By Lucila Sigal
BUENOS AIRES, Dec 8 (Reuters) – Argentina, a major global food supplier, plans to supercharge its grain and mining exports with privatization and an ambitious modernization of its aging railway network, which industry leaders say will halve freight costs from regions far from ports.
The first tender is for the Belgrano Cargas network, which operates the country’s three largest freight train lines. To be launched early next year, the initiative could expand production of global exports like soybeans, corn, copper and lithium. It also could help transport sand to Vaca Muerta, a huge shale formation in Argentina’s southwest.
Privatization of the network is part of President Javier Milei’s plan to transfer struggling state-owned enterprises to private hands and attract investment to replenish reserves depleted after years of economic crisis.
LESS FREIGHT “BY TRAIN” THAN IN 1970
Modernizing the railway system after years of neglect will be an enormous challenge.
“The volume of cargo transported (by train) today is below that of 1970, although agricultural production has increased almost six times in the same period,” said Alejandro Núñez, president of state-run Belgrano Cargas y Logística that runs the Belgrano Cargas network.
The network includes three lines that span nearly 8,000 kilometers (5,000 miles) and currently transport about 7.5 million tons of cargo per year, of which 60% are agricultural products and derivatives.
At times, trains travel so slowly on the dilapidated tracks that soybean loads are easily hijacked.
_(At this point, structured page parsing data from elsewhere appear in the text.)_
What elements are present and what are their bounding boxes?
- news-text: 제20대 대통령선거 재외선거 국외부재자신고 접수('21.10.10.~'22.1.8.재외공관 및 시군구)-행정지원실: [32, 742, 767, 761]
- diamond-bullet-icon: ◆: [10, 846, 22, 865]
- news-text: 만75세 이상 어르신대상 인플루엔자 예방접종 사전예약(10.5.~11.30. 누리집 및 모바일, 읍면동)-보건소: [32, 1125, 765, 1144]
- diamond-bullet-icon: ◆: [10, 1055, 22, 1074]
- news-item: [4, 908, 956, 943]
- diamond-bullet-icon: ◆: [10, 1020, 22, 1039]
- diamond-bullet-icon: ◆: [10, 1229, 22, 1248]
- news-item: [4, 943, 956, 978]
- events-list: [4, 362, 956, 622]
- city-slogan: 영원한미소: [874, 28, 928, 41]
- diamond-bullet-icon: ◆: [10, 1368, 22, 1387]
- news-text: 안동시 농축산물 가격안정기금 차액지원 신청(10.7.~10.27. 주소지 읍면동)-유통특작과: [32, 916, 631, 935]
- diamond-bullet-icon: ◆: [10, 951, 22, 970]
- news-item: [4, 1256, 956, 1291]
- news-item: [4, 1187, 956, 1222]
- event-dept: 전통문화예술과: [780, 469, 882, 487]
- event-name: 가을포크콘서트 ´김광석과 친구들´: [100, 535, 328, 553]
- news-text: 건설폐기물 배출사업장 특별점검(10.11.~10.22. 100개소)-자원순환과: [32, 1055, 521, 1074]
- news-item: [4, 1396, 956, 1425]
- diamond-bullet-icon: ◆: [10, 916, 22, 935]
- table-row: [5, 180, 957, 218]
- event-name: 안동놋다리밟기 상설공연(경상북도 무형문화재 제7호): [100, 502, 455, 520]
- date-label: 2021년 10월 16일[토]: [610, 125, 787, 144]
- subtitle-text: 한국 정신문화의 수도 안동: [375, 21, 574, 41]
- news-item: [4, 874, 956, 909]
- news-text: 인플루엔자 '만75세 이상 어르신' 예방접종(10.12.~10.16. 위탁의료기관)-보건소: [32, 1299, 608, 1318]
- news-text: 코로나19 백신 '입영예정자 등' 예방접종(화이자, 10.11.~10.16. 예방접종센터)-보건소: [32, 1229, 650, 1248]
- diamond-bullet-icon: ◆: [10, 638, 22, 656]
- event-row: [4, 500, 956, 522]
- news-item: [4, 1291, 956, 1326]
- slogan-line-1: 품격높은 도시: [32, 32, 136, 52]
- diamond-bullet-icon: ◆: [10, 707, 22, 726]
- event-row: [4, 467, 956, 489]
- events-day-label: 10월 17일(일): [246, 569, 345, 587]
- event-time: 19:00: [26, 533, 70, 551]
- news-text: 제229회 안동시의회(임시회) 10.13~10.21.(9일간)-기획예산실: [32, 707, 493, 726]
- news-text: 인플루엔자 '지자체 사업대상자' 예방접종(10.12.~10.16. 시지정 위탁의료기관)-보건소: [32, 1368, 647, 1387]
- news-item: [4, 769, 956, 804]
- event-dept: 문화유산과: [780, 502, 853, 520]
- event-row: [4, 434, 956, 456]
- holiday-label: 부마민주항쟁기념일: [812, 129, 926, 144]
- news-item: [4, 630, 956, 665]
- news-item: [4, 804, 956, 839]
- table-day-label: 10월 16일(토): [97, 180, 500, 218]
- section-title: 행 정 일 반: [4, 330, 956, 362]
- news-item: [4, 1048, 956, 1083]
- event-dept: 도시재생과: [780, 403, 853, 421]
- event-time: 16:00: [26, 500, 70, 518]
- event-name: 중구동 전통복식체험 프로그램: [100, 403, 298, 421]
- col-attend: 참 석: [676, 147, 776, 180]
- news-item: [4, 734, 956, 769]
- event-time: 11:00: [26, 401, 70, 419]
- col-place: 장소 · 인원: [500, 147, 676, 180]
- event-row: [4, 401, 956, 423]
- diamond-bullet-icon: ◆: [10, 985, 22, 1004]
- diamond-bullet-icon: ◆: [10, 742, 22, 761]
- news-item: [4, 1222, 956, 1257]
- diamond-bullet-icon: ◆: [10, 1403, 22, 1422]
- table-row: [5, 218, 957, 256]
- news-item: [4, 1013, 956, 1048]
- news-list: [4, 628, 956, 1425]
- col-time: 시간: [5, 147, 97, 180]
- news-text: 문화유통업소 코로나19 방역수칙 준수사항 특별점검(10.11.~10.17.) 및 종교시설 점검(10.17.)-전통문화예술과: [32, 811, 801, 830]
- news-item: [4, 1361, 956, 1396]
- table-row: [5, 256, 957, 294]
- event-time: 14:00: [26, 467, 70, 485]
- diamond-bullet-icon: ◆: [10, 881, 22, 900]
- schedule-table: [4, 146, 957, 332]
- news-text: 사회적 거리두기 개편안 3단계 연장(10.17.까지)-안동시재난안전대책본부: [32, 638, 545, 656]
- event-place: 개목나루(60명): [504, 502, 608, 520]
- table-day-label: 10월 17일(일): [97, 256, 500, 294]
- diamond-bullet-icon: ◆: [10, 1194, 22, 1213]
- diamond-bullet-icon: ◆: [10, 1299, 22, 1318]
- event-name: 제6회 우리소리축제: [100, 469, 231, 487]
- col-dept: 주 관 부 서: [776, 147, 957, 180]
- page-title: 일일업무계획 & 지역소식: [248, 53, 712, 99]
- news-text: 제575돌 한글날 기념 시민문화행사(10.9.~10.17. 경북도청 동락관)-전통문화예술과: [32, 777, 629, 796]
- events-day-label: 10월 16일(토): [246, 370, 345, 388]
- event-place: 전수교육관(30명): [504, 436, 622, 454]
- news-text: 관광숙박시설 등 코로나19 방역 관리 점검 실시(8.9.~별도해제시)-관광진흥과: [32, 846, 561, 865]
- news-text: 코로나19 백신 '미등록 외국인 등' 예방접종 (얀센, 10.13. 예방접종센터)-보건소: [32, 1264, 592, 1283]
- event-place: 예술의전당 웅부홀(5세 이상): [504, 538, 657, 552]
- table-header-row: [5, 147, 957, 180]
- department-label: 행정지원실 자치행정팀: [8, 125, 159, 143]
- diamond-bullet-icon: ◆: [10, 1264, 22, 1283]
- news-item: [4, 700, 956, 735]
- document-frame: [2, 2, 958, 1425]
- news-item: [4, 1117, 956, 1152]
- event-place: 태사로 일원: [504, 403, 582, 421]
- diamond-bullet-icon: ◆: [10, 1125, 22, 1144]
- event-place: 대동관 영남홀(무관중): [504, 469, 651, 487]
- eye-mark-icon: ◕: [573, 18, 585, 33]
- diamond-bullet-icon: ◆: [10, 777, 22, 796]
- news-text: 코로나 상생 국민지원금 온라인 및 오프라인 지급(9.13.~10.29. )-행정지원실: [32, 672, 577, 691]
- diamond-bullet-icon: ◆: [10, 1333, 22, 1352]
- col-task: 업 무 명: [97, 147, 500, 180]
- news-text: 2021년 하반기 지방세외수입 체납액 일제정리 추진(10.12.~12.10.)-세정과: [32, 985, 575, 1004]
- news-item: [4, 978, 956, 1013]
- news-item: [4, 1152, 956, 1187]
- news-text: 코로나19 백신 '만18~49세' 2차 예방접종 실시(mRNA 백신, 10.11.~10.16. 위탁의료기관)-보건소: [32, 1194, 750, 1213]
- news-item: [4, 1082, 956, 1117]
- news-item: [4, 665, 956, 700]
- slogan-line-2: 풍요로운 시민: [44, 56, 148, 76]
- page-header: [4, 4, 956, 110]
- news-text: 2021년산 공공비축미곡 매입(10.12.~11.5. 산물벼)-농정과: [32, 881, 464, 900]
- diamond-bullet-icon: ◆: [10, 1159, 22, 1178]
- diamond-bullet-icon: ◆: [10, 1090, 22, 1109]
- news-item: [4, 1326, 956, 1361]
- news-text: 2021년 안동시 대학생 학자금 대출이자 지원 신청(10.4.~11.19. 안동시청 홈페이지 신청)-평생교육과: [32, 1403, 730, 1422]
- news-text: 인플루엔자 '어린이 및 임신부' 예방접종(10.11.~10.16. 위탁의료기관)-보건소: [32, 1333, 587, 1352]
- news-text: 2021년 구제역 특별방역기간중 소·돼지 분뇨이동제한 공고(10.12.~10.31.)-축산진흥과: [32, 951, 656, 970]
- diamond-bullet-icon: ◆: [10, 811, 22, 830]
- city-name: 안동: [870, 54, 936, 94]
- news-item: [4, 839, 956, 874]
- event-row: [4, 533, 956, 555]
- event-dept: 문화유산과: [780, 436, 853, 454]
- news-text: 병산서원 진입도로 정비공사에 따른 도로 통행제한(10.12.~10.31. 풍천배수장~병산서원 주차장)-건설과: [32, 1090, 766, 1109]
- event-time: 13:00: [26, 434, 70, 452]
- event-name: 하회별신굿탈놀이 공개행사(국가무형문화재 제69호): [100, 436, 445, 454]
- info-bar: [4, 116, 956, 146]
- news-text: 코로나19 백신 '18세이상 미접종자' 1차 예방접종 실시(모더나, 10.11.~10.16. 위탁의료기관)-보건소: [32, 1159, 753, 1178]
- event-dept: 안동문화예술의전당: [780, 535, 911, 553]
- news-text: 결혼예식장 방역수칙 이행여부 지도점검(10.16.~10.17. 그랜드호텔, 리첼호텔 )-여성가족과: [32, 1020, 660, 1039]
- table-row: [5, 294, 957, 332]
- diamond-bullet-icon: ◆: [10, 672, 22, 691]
Derailments are common.
A further 11,000 kilometers (6,800 miles) of lines will be put out to tender. These are currently out of service entirely.
Most cargo in Argentina is shipped by road. Rail freight transports only 5% of the total, minuscule compared to 20% in Brazil and more than 40% in the U.S. and Canada.
BIDDING INTEREST
The government sees improving the railways as vital to its target of increasing total annual exports by $100 billion in seven years, according to Foreign Minister Pablo Quirno. This year, Argentina has reported total exports of $71.5 billion through October.
Privatization may help by lowering the costs of transporting goods from farms in the north and west of the country to the key ports area around the city of Rosario.
Per ton, it currently costs more to transport cargo from the northern province of Salta to Rosario than to ship it from Rosario to Vietnam, said Gustavo Idígoras, president of grain export chamber CIARA-CEC.
Improving the railways will not be cheap. Núñez estimated an investment of at least $800 million would be needed to upgrade the infrastructure.